From breast implants to butt implants, plastic surgery has now been widely displayed by celebrities. Whether they admit it or not, the before and after pictures say it all. Splashed over magazines, plastic women are influencing young girls like never before. With technology at the fingertips, a free app download gives the opportunity to further play around with the idea that plastic surgery is ‘in’ and the solution to imperfections.

What further shook my senses was how this app could potentially create a thought process of criticizing a computer generated female and her looks. Number one, such a critique could very easily translate into real life criticism. Number two, it gives the wrong perceptions of how one can be pretty or attractive. Give a child a makeup palette or wardrobe collection and I’d be happy with that. Nine year old girls like to play around with lipsticks and eyeshadow. Give a nine-year old a scalpel however, and you won’t get my vote for most innovative app of the year Apple. A scalpel in the hands of a female medical student is what I envisage for women out there. So if you want to create an app use it to educate young girls.
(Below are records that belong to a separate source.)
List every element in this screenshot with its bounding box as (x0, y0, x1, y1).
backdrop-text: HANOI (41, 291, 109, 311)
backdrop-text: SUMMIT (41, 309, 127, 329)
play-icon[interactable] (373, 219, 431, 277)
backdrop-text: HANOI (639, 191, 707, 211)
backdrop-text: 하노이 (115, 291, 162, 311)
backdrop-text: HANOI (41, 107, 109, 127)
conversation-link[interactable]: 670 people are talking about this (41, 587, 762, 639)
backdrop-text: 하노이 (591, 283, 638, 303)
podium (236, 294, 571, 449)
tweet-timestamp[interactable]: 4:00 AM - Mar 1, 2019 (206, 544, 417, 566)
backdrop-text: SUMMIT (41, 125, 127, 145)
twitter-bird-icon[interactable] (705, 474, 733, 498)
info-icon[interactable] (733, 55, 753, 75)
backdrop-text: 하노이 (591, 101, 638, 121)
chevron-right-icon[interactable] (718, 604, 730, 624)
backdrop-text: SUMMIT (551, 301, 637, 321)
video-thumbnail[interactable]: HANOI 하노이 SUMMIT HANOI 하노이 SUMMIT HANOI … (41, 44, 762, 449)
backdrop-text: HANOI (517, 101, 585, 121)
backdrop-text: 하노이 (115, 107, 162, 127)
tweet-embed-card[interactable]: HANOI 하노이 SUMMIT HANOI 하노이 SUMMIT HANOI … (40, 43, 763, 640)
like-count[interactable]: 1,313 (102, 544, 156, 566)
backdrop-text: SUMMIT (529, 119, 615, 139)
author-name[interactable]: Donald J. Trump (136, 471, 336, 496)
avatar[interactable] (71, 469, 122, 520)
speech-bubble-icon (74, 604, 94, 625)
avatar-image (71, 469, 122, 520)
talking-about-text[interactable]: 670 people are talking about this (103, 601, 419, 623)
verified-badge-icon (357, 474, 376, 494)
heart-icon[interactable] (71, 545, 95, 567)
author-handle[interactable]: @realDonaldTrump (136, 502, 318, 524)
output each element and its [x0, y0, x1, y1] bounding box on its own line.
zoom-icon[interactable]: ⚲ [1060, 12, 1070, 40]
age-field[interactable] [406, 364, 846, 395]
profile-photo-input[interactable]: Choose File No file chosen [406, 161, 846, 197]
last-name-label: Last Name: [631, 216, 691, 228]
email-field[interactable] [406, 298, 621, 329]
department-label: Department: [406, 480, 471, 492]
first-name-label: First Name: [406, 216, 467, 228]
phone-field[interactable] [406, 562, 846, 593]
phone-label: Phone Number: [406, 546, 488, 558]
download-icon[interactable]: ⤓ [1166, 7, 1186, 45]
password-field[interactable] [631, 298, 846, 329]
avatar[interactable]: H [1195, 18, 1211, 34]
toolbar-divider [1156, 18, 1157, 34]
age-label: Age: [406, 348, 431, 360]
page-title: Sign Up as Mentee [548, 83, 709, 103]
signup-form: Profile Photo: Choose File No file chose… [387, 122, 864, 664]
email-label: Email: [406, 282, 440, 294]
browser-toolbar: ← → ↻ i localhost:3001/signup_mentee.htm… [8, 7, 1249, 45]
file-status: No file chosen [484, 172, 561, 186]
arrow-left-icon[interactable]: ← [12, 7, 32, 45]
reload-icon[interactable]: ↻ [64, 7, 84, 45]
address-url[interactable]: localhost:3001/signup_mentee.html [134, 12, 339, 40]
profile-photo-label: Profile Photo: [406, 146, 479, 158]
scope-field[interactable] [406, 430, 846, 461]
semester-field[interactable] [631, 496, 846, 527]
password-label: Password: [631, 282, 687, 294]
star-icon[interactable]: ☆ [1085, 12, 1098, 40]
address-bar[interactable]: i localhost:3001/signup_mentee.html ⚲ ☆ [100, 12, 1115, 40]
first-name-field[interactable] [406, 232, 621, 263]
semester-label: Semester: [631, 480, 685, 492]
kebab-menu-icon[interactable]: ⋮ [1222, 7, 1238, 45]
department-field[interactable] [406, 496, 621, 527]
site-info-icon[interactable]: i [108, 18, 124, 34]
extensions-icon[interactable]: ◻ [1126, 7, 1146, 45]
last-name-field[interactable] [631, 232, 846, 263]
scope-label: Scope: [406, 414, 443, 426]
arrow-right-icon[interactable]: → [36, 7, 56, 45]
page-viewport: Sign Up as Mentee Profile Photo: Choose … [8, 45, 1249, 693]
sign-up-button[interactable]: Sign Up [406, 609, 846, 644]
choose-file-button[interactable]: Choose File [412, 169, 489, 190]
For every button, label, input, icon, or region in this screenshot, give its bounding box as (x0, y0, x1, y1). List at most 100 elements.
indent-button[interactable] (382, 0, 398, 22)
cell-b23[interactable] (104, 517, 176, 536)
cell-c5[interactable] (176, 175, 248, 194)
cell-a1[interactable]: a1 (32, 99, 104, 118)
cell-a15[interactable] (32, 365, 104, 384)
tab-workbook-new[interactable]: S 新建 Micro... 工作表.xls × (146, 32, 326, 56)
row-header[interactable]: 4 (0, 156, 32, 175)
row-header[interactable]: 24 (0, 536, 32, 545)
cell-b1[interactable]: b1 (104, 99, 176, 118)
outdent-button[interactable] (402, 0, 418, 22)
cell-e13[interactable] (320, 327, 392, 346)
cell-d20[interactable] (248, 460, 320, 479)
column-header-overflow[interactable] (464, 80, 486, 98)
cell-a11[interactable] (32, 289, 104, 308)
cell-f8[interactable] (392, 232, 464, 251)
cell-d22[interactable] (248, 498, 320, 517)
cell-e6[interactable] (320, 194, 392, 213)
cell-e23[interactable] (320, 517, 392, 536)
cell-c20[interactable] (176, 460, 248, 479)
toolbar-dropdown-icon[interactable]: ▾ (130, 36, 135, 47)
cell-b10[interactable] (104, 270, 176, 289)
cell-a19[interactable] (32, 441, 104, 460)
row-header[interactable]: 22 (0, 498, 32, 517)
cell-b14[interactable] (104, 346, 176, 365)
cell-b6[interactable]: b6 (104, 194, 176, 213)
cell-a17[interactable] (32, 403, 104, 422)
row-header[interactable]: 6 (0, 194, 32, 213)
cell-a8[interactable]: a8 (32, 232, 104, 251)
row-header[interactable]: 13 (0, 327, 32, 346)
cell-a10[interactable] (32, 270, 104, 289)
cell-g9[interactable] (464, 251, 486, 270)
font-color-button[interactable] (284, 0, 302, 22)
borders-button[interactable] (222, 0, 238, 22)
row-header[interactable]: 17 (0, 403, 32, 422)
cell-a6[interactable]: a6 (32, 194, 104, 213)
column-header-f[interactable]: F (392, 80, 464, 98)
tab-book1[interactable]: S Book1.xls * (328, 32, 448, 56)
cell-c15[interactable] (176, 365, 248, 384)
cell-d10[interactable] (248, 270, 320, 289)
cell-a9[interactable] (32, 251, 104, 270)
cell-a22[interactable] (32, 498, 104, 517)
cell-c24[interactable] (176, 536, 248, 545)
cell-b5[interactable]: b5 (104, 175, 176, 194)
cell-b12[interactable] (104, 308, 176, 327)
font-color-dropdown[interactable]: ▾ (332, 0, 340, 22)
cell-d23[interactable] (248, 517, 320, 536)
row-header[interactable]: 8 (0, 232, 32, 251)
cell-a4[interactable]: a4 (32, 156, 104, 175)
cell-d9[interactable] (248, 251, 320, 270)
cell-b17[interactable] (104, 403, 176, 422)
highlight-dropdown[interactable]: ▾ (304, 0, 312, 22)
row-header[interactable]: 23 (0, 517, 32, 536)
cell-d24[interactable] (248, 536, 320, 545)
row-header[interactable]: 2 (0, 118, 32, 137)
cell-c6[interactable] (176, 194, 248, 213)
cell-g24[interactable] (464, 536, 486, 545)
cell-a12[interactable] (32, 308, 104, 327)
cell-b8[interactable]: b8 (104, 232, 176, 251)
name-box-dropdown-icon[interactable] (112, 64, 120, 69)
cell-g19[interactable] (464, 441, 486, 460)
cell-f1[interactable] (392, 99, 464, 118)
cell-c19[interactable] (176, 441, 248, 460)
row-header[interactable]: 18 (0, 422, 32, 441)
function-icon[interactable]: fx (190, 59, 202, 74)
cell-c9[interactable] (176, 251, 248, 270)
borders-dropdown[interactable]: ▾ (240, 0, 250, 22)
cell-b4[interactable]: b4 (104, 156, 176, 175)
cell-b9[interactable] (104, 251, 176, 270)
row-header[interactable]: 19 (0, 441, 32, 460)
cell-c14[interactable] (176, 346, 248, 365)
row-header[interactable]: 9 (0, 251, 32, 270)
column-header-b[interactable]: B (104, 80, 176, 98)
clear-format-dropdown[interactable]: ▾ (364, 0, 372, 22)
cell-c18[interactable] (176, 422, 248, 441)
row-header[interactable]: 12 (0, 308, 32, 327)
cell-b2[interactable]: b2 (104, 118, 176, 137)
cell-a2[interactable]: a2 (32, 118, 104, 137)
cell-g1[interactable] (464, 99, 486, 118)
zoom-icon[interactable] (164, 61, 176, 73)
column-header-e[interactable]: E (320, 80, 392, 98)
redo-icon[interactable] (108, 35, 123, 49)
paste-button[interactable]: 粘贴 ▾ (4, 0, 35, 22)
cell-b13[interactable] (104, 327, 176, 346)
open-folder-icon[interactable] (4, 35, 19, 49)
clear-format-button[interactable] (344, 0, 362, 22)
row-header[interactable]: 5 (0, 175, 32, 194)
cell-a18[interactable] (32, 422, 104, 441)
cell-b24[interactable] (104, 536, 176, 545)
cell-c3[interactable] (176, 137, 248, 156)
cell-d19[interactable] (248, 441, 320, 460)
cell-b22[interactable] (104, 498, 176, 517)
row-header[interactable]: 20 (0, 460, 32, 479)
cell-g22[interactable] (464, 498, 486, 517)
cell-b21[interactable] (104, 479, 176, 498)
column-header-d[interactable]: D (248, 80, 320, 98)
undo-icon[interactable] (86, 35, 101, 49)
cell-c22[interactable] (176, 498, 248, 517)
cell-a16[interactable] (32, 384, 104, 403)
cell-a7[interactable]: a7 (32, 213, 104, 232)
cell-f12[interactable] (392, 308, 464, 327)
The twitter backlash that the duo of Google and Apple received was deserved. Quite rightly, the app has been withdrawn. Look, Barbie will remain a part of most girls’ childhood life. It wasn’t a part of mine (never played around with dolls), but what we don’t need is ridiculous apps using Barbie to ingrain wrong messages about plastic surgery. So a little heads up to the next potential idiot who decides to dabble in such designing. THINK about whether your app design could influence young children in the wrong way.